I mentioned a few weeks back in my obnoxious AWS newsletter that the Amazon Aurora team looked at how to price their new DSQL offering, and promptly gave up entirely. In a remarkably Amazonian display of Customer Obsession, the team reached out to have a conversation with me about it that somehow didn’t open with “now listen here you little shit,” and I learned a lot.
In short: Amazon’s Aurora DSQL is a technical marvel, but its pricing is absolutely baffling. And I mean just that. They’re not gouging customers. It’s not unfair. How they arrived at their pricing makes sense given the product’s development constraints (presumably including things such as “thou shalt not lose us our corporate ass on this service, as we cannot make it up in volume”). It’s just monumentally confusing.
I will explain.
Wherein the unofficial take is better than the official one
Channeling the spirit of AWS blogs from a bygone era, Marc Bowes (Senior Principal Engineer on the Aurora team) did a small scale experiment and blogged about it on his personal site. Despite the keynotes, the heavily corporate blog posts, the copious documentation, and the “we are DSQL” rendition performed by the re:Invent House Band, it was this post that made the service “click” for me: it’s effectively Amazon’s second serverless database offering. Y’know, after DynamoDB. Ignore Aurora Serverless, Aurora Serverless 2: Electric Boogaloo, Keyspaces (yes, the DynamoDB shim), and the rest; this is the real deal.

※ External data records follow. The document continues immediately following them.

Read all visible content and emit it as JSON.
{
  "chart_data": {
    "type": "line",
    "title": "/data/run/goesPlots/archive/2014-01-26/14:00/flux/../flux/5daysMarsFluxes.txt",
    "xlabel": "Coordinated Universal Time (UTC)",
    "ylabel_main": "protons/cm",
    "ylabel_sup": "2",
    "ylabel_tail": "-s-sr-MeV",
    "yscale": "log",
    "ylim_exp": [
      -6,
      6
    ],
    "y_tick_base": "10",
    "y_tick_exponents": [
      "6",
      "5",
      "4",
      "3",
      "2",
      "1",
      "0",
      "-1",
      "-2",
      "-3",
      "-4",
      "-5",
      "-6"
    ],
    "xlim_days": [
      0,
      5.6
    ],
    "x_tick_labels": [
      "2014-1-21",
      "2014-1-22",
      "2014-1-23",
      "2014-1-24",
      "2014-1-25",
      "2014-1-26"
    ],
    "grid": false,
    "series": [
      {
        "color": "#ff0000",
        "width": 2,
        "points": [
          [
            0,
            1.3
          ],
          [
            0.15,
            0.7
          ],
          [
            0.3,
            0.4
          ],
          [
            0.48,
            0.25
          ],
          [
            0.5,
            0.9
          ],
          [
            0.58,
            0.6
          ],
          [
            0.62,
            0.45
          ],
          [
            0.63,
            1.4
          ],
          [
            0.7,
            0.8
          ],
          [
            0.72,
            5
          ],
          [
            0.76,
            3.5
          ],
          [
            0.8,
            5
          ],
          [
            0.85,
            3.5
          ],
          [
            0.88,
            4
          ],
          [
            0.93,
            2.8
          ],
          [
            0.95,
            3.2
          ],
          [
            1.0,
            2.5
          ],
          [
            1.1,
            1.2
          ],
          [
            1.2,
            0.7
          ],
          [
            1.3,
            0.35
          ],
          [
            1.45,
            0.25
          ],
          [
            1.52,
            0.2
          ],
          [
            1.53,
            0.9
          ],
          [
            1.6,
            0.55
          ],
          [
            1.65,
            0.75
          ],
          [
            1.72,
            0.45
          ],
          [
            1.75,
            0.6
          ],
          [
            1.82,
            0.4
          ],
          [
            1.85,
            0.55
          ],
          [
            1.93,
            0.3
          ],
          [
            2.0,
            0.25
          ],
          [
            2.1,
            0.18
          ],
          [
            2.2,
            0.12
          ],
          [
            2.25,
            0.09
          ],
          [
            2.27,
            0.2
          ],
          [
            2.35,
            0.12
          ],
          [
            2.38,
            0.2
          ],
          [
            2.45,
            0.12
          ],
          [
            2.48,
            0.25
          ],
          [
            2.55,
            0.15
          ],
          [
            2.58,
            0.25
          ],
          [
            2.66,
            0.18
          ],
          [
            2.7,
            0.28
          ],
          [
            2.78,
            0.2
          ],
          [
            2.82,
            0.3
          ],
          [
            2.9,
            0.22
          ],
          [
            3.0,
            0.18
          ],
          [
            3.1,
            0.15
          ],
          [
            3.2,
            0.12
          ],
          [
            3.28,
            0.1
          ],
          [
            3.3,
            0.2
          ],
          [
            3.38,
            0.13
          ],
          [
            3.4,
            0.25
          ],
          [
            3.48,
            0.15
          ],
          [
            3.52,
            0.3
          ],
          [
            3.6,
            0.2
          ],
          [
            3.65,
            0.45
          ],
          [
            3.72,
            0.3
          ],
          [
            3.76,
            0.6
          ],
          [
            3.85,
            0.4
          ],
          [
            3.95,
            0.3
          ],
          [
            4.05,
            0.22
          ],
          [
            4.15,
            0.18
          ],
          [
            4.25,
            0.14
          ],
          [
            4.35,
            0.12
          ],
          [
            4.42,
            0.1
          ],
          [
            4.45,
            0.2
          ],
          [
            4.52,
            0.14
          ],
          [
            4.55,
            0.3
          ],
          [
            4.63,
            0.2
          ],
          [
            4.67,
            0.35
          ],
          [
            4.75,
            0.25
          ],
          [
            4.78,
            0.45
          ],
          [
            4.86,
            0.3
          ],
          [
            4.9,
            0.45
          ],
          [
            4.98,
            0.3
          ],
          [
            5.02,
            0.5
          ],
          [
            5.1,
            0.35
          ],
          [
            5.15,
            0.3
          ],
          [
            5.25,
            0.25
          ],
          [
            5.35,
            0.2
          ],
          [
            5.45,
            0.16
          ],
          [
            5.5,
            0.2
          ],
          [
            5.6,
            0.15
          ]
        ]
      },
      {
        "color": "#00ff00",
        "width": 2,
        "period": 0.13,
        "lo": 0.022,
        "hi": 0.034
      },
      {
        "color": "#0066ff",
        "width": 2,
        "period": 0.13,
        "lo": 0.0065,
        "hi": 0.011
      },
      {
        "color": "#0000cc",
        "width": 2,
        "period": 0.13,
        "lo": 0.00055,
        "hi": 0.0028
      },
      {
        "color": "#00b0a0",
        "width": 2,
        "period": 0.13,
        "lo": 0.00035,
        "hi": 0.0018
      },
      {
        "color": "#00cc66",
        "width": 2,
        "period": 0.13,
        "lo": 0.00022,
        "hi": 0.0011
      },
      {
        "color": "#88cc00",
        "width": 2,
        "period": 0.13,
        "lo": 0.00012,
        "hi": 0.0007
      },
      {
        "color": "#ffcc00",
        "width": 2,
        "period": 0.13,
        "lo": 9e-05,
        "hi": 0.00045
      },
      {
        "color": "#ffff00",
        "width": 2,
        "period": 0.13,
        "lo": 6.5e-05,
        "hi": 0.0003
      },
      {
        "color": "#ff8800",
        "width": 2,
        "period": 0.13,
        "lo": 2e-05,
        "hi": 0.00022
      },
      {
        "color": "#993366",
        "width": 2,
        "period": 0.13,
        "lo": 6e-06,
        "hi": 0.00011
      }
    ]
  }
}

I followed along with exactly what he did, and sure enough! The DPUs I consumed were correct to five decimal places for the read DPUs, the write DPUs, and–wait, the compute DPU I consumed was roughly 3% less than his?
It was around this point that my eye began twitching uncontrollably.
What will it cost me? Who knows!
The problem with the pricing is not that it’s too high. The problem is instead that it’s hard, bordering on impossible, to model.
I honestly don’t have enough data to say for certain whether Aurora DSQL is a cost efficient way to run a given workload–and neither does anyone else. The single way to find out what a workload costs is to benchmark it on DSQL, and given that it doesn’t support the full set of PostgreSQL features, that’s going to resemble a bit of a migration uplift for any non-trivial workload. Given the pricing dimensions, I could not begin to guess in advance whether the economics will work out. Things that historically didn’t cost anything on RDS (or rather, manifested as rising CPU utilization) now have a direct cost associated with them.
Expensive is okay, “I dunno” is not
If a service is very expensive, that may be okay for some use cases, for some customers. What I can’t countenance, and can’t in good faith recommend, is a service where the result of a modeling exercise spits out an end result of “yes, this will cost you some amount of money.” When the money rises from “science experiment” to something more substantial, companies need to be able to reasonably forecast at least the broad shape of what the bill is likely to be. DSQL makes that an impossibility.
Aurora has seen this before. With a 25¢ I/O charge per million operations, it was very difficult to forecast Aurora costs without running a workload to see what it would look like. This was annoying enough that AWS fixed it by offering a more expensive instance that waived the IO charge–and customers adopted it in droves. The AWS Compute Optimizer now makes recommendations to tell you, cluster by cluster, what you should be running. This is great, but the customer shouldn’t even have to make these decisions.
If I can’t give up, AWS can’t either
AWS pricing has officially reached the point where ‘it depends’ isn’t just the answer – it’s the entire pricing documentation. The worst part is that I don’t really have a better pricing model here that satisfies the constraints. I just know that this one is likely to scare the crap out of customers, and hinder near-term adoption of what looks to be a fantastic service.